Sounds suspiciously like a ‘B’ team to me.
Of course, many commentators have correctly pointed out that the PL’s decision to double the amount of prize money on offer during this season’s competition represents a vital source of revenue for financially troubled clubs. But I suspect it would not have been offered had the FL not agreed to the revamp. Nor, like Chinese stadium diplomacy, is it likely to be an altruistic act. Beijing has been building sports grounds across the globe for decades. Partly for humanitarian reasons but, as a World Policy Forum paper recently recognised, also to gain access to valuable mineral resources. And, it added, these projects are “catalysts for diplomatic recognition” too. Agendas, as those teams currently being acquired by Chinese owners might soon discover, can be skilfully concealed.
Richard Scudamore, the PL’s chief executive, has claimed this is not the case.
“Yes, of course we know some of our clubs would like B teams,” he told a national newspaper recently. “We look abroad and we see the benefit of B teams.
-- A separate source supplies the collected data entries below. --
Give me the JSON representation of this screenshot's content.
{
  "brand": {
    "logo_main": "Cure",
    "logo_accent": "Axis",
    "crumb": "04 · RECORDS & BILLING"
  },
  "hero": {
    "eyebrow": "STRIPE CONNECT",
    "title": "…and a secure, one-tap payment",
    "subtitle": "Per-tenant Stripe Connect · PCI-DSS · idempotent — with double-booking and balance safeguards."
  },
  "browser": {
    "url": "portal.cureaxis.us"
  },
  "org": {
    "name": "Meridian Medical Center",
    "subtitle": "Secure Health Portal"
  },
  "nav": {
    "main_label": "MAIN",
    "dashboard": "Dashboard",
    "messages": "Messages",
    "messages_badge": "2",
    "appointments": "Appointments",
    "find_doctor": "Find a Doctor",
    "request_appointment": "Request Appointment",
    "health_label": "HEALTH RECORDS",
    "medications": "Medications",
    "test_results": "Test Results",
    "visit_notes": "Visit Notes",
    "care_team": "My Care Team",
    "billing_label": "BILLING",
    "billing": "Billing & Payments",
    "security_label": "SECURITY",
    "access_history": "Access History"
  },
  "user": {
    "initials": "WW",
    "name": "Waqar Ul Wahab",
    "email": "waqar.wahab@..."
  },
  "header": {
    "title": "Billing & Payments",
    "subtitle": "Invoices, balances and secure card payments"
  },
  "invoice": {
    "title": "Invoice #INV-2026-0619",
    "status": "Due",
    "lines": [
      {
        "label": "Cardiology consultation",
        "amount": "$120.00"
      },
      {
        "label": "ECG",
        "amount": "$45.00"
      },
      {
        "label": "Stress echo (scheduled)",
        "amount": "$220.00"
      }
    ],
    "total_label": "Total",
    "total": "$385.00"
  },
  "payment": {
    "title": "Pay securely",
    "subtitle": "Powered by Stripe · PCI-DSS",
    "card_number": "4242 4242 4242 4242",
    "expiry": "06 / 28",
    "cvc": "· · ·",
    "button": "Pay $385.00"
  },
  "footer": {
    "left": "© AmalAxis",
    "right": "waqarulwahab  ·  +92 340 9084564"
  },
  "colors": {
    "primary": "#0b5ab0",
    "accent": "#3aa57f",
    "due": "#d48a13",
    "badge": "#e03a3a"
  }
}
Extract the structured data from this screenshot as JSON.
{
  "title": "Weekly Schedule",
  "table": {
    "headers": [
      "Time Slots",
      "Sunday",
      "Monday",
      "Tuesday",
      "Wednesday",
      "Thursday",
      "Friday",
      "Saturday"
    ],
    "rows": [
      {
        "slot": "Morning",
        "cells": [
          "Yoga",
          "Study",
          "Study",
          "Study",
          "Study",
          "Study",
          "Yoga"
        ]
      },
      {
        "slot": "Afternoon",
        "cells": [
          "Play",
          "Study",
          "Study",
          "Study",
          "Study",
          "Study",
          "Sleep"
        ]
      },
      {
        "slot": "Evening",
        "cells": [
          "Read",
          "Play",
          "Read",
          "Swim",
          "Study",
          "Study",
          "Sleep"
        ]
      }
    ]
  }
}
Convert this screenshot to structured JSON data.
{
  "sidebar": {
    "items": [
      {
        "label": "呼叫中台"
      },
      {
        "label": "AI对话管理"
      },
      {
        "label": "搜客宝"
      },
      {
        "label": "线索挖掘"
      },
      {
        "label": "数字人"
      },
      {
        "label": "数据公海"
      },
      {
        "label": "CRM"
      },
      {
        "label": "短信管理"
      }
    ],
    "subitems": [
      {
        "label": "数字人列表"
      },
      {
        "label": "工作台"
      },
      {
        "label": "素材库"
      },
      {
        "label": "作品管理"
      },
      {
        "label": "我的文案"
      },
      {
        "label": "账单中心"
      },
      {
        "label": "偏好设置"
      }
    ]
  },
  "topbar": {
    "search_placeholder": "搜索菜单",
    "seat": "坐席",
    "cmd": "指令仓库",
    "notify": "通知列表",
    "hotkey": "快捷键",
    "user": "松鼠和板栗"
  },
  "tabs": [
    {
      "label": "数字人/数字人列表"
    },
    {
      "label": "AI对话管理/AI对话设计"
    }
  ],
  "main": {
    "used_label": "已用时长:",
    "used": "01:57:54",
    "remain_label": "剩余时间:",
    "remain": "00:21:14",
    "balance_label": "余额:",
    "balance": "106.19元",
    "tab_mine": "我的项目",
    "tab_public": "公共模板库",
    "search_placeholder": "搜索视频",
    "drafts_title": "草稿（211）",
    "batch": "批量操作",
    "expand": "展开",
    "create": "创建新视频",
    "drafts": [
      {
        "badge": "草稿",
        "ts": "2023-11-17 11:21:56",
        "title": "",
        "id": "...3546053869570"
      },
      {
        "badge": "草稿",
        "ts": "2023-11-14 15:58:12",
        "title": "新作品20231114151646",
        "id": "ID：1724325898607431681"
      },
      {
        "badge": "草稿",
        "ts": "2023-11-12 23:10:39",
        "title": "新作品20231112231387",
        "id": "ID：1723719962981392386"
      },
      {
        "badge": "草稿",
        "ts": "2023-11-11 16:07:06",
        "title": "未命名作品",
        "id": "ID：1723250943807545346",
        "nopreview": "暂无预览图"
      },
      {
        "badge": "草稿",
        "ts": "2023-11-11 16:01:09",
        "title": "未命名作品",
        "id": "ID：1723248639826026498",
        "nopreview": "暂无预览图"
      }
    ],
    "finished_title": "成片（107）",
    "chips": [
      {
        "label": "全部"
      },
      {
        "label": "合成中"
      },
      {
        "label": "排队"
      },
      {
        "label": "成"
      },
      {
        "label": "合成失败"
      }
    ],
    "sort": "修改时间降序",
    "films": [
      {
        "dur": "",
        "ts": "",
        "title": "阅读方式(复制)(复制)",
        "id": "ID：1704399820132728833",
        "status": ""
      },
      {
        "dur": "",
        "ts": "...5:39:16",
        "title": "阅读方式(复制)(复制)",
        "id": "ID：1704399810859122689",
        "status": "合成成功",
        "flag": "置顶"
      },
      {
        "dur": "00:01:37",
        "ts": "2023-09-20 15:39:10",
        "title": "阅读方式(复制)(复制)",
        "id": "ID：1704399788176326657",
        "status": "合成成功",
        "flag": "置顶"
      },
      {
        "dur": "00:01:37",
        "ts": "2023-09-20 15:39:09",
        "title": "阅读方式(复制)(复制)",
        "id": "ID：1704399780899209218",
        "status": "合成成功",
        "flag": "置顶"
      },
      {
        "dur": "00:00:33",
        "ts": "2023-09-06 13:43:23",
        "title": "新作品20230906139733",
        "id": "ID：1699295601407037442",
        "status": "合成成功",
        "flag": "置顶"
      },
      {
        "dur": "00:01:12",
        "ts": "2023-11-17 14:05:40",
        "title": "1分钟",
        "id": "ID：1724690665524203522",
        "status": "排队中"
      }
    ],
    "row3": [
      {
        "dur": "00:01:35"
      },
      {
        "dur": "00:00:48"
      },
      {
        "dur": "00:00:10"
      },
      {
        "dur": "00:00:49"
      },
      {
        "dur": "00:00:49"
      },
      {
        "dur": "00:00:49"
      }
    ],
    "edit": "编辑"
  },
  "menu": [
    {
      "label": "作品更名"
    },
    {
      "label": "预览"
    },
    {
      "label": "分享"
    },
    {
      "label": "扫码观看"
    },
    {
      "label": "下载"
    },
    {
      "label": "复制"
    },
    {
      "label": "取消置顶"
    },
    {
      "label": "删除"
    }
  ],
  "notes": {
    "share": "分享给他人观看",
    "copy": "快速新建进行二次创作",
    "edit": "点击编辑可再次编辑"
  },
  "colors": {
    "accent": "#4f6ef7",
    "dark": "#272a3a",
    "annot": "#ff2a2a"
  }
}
It’s just for the English football structure and pyramid, it doesn’t work, and so this is it. We can console all these worried Football League clubs’ supporters. This isn’t the thin end of the wedge, this is the block. It’s the beginning of the end of it.”
Aside from the slightly patronising tone, we all know things can change. And fast. The PL threatened to cease solidarity payments if FL clubs did not vote through the Elite Player Performance Plan (EPPP) in 2011. Advocates insist EPPP brings consistency to youth coaching and development. Although, as campaign group Against League 3 rightly argue, allowing PL teams to take part in this season’s Checkatrade Trophy “drives a coach and horses through these claims.” Until several declined their invitations, only top-flight clubs with category one academies were being considered for a place. So youngsters attached to Championship sides who also enjoy this status were set to be denied the same opportunities afforded to their PL counterparts until the matter descended into chaos.
Quite how this fits with the fundamental premise of EPPP is anybody’s guess.
The assumption that PL clubs are better served to develop players is flawed. Ten members of the 23 man England squad which travelled to Euro 2016 progressed through the ranks at FL teams. Former United defender Kyle Walker, Joe Hart and John Stones included. The latter has just completed a £47.5m transfer from Everton to Manchester City. Clearly Pep Guardiola thinks he was denied a proper footballing education at Oakwell.
The JP Trophy used to be a worthwhile competition. No matter what its detractors said. It provided those working further down the pyramid with a realistic shot at a medal. Their fans the prospect of a day out at Wembley too. But, in its present format, the Checkatrade version is a lame but potentially dangerous duck.